1. Why does “First row is column names” matter for XML?
When it is on, the first line becomes the source of element (or attribute) names—those strings must be valid XML names for predictable XSD mapping. Turn it off only if your file truly has no header row.
2. How do Skip and Limit help with XSD checks?
Use Skip to drop banner or metadata rows at the top of the export. Use Limit to convert only the first N data rows so you can run a fast validator pass before scaling to the full feed.
3. My file is tab- or pipe-separated—what should I do?
Open Choose input options and pick Tab, Bar, or the correct delimiter. If it is unusual, type a single character under Other.

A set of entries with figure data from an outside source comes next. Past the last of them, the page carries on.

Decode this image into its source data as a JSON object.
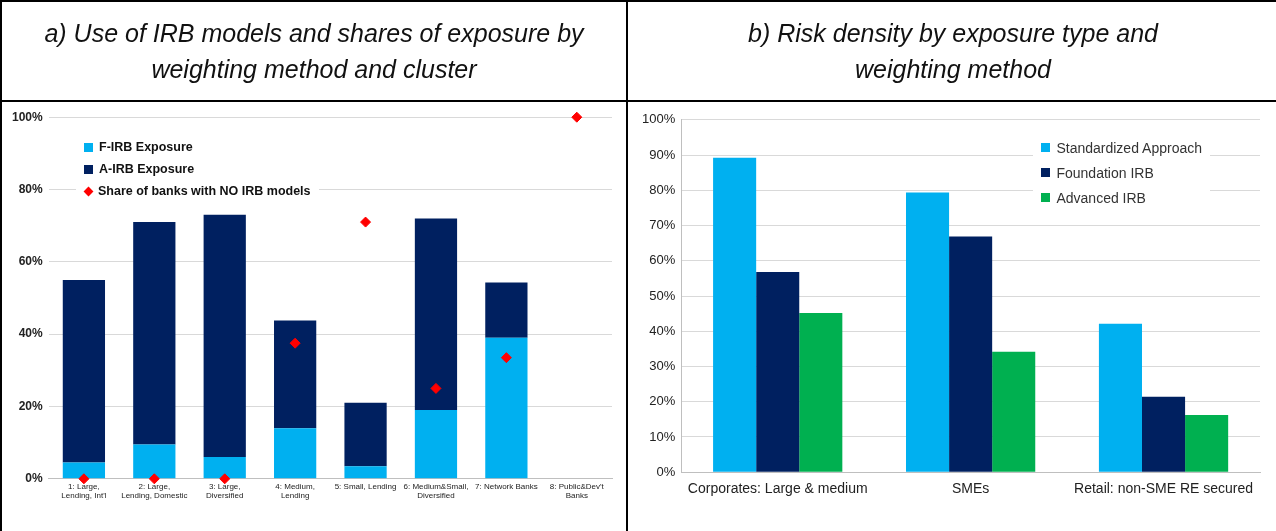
{
  "chart_data": [
    {
      "type": "bar",
      "title": "a) Use of IRB models and shares of exposure by weighting method and cluster",
      "categories": [
        "1: Large, Lending, Int'l",
        "2: Large, Lending, Domestic",
        "3: Large, Diversified",
        "4: Medium, Lending",
        "5: Small, Lending",
        "6: Medium&Small, Diversified",
        "7: Network Banks",
        "8: Public&Dev't Banks"
      ],
      "stacked": true,
      "series": [
        {
          "name": "F-IRB Exposure",
          "color": "#00b0f0",
          "values": [
            4.5,
            9.5,
            6,
            14,
            3.5,
            19,
            39,
            0
          ]
        },
        {
          "name": "A-IRB Exposure",
          "color": "#002060",
          "values": [
            50.5,
            61.5,
            67,
            29.8,
            17.5,
            53,
            15.3,
            0
          ]
        },
        {
          "name": "Share of banks with NO IRB models",
          "type": "scatter",
          "color": "#ff0000",
          "values": [
            0,
            0,
            0,
            37.5,
            71,
            25,
            33.5,
            100
          ]
        }
      ],
      "marker": "diamond",
      "ylim": [
        0,
        100
      ],
      "yticks": [
        {
          "value": 0,
          "label": "0%"
        },
        {
          "value": 20,
          "label": "20%"
        },
        {
          "value": 40,
          "label": "40%"
        },
        {
          "value": 60,
          "label": "60%"
        },
        {
          "value": 80,
          "label": "80%"
        },
        {
          "value": 100,
          "label": "100%"
        }
      ],
      "grid": "y",
      "legend": "top left"
    },
    {
      "type": "bar",
      "title": "b) Risk density by exposure type and weighting method",
      "categories": [
        "Corporates: Large & medium",
        "SMEs",
        "Retail: non-SME RE secured"
      ],
      "series": [
        {
          "name": "Standardized Approach",
          "color": "#00b0f0",
          "values": [
            89.2,
            79.4,
            42.1
          ]
        },
        {
          "name": "Foundation IRB",
          "color": "#002060",
          "values": [
            56.8,
            66.9,
            21.4
          ]
        },
        {
          "name": "Advanced IRB",
          "color": "#00b050",
          "values": [
            45.2,
            34.2,
            16.2
          ]
        }
      ],
      "ylim": [
        0,
        100
      ],
      "yticks": [
        {
          "value": 0,
          "label": "0%"
        },
        {
          "value": 10,
          "label": "10%"
        },
        {
          "value": 20,
          "label": "20%"
        },
        {
          "value": 30,
          "label": "30%"
        },
        {
          "value": 40,
          "label": "40%"
        },
        {
          "value": 50,
          "label": "50%"
        },
        {
          "value": 60,
          "label": "60%"
        },
        {
          "value": 70,
          "label": "70%"
        },
        {
          "value": 80,
          "label": "80%"
        },
        {
          "value": 90,
          "label": "90%"
        },
        {
          "value": 100,
          "label": "100%"
        }
      ],
      "grid": "y",
      "legend": "top right"
    }
  ]
}
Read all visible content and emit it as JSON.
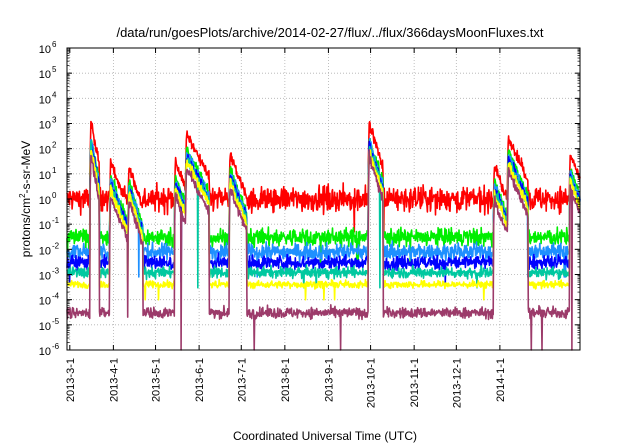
{
  "chart_data": {
    "type": "line",
    "title": "/data/run/goesPlots/archive/2014-02-27/flux/../flux/366daysMoonFluxes.txt",
    "xlabel": "Coordinated Universal Time (UTC)",
    "ylabel_parts": {
      "pre": "protons/cm",
      "sup": "2",
      "post": "-s-sr-MeV"
    },
    "y_scale": "log",
    "ylim_exp": [
      -6,
      6
    ],
    "y_tick_exponents": [
      -6,
      -5,
      -4,
      -3,
      -2,
      -1,
      0,
      1,
      2,
      3,
      4,
      5,
      6
    ],
    "y_tick_base": "10",
    "x_start": "2013-02-27",
    "x_end": "2014-02-27",
    "x_ticks": [
      {
        "date": "2013-03-01",
        "label": "2013-3-1"
      },
      {
        "date": "2013-04-01",
        "label": "2013-4-1"
      },
      {
        "date": "2013-05-01",
        "label": "2013-5-1"
      },
      {
        "date": "2013-06-01",
        "label": "2013-6-1"
      },
      {
        "date": "2013-07-01",
        "label": "2013-7-1"
      },
      {
        "date": "2013-08-01",
        "label": "2013-8-1"
      },
      {
        "date": "2013-09-01",
        "label": "2013-9-1"
      },
      {
        "date": "2013-10-01",
        "label": "2013-10-1"
      },
      {
        "date": "2013-11-01",
        "label": "2013-11-1"
      },
      {
        "date": "2013-12-01",
        "label": "2013-12-1"
      },
      {
        "date": "2014-01-01",
        "label": "2014-1-1"
      }
    ],
    "grid": true,
    "series": [
      {
        "color": "#ff0000",
        "baseline": 1.0,
        "jitter": 0.7,
        "floor": 0.05
      },
      {
        "color": "#00ee00",
        "baseline": 0.03,
        "jitter": 0.5,
        "floor": 0.003
      },
      {
        "color": "#1e90ff",
        "baseline": 0.008,
        "jitter": 0.45,
        "floor": 0.0008
      },
      {
        "color": "#0000ff",
        "baseline": 0.003,
        "jitter": 0.4,
        "floor": 0.0005
      },
      {
        "color": "#00c8a0",
        "baseline": 0.0012,
        "jitter": 0.3,
        "floor": 0.0003
      },
      {
        "color": "#ffff00",
        "baseline": 0.0004,
        "jitter": 0.2,
        "floor": 0.0001
      },
      {
        "color": "#9c3b6a",
        "baseline": 3e-05,
        "jitter": 0.3,
        "floor": 1e-06
      }
    ],
    "events": [
      {
        "date": "2013-03-16",
        "peak": 1200,
        "width_days": 1.5
      },
      {
        "date": "2013-03-30",
        "peak": 30,
        "width_days": 3
      },
      {
        "date": "2013-04-12",
        "peak": 20,
        "width_days": 2.5
      },
      {
        "date": "2013-05-15",
        "peak": 30,
        "width_days": 3
      },
      {
        "date": "2013-05-23",
        "peak": 400,
        "width_days": 4
      },
      {
        "date": "2013-06-23",
        "peak": 60,
        "width_days": 3
      },
      {
        "date": "2013-09-30",
        "peak": 1000,
        "width_days": 2.5
      },
      {
        "date": "2013-12-28",
        "peak": 20,
        "width_days": 3
      },
      {
        "date": "2014-01-07",
        "peak": 300,
        "width_days": 3.5
      },
      {
        "date": "2014-02-20",
        "peak": 60,
        "width_days": 3
      }
    ]
  }
}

Wrong separators produce shifted columns and bogus tag content.
4. Does this guarantee XSD compliance?
No tool can promise that without your schema: it produces well-formed UTF-8 XML with escaped text. You still match tag names, nesting, and namespaces to the XSD or WSDL your partner published.
5. What happens to ampersands and angle brackets in cells?
They are escaped as entity references so the document stays well-formed. If you embed raw markup on purpose, treat the cell as opaque text—validators will still see literal characters, not nested XML.
6. What is the default document shape?
Typically one root element wraps every row; each row becomes a repeated child element (for example <record>) with one child tag per column—good for SOAP-style lists and feed validators.
7. Attributes vs child elements—can I switch later?
Options may expose attribute-style mappings for some workflows. Changing conventions after integrators depend on XPath breaks consumers—pick one model and keep exports stable.
8. Copy, download, reset?
Copy from the output or download a named .xml. Load sample fills a demo grid; Clear wipes input and output.